Sriracha Ramen Soup
Sriracha. It’s just so delicious! Often referred to as yuppy ketchup – I really don’t care! It gives that spicy bite to Vietnamese Pho, some extra kick to grilled salmon and makes a damn good aioli.
I’ve been Pinteresting a lot lately and I came across this recipe from Baker By Nature. It was super simple to make and super yum. Next time I would add some spinach to the soup and also top it with some fresh basil.
Ingredients
2 tablespoons sesame oil
2 tablespoons sriracha hot sauce
1 small onion, diced
1 small roma tomato, diced
1 tablespoon ginger, grated
5 cloves garlic, minced
1/2 teaspoon garlic powder
1/2 teaspoon celery salt
4 cups vegetable broth
2 cups water
1 tablespoon soy sauce
1 teaspoon rice vinegar (optional; only if you like tang)
3 packages ramen noodles
1/2 cup scallions, chopped
1/2 cup cilantro, chopped
2 poached eggs (optional)
1 cup fresh spinach
1/4 cup fresh basil, torn
Instructions
Add the sesame oil and sriracha to a large stockpot and bring to a simmer over medium-heat.
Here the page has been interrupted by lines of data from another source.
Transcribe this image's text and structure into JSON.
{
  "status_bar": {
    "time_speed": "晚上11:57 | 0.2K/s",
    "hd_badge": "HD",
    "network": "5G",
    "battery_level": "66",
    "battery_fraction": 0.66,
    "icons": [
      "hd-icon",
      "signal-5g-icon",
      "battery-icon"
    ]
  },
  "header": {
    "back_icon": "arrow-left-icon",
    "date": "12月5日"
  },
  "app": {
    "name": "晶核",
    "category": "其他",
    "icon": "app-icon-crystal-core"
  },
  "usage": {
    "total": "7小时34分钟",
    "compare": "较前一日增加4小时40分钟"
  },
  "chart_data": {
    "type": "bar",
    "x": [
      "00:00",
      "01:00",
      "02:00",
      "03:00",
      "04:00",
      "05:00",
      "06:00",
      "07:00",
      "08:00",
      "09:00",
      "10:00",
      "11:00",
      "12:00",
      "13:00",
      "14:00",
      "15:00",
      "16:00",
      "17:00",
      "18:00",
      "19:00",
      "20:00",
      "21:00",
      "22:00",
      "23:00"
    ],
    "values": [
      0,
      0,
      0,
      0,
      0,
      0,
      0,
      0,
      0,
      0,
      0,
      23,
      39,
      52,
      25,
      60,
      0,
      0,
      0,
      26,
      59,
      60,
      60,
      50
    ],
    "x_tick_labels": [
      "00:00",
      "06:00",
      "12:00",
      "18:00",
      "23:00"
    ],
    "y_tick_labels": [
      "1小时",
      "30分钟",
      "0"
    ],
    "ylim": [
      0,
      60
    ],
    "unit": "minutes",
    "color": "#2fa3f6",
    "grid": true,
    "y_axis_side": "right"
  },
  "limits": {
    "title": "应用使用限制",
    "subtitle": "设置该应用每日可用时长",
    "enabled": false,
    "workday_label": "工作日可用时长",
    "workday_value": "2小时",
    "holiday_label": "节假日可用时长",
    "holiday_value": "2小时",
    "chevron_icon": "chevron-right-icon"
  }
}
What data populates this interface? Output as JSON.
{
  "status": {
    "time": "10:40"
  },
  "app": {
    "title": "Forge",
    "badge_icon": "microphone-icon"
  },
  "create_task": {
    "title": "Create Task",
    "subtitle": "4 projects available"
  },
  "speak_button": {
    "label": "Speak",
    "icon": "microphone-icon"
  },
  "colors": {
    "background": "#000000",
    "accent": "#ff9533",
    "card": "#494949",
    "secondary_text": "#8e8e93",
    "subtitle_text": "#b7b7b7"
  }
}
Add the onion and tomato and cook for 4 minutes, stirring occasionally. Add the ginger, garlic, and seasonings; cook for 2 minutes or until fragrant. Add 2 cups of water and transfer mixture to a blender or food processor and pulse until smooth. Return mixture to the pot and add the broth.
Bring to a simmer; add soy sauce, vinegar and spinach and simmer for 8-10 minutes. Taste and adjust seasoning as needed.
Add the ramen noodles to the broth and simmer for an additional 2-3 minutes, or until the noodles have softened. Add the scallions, stir to combine. Remove pan from heat, ladle soup into bowls, and top with cilantro, basil and eggs.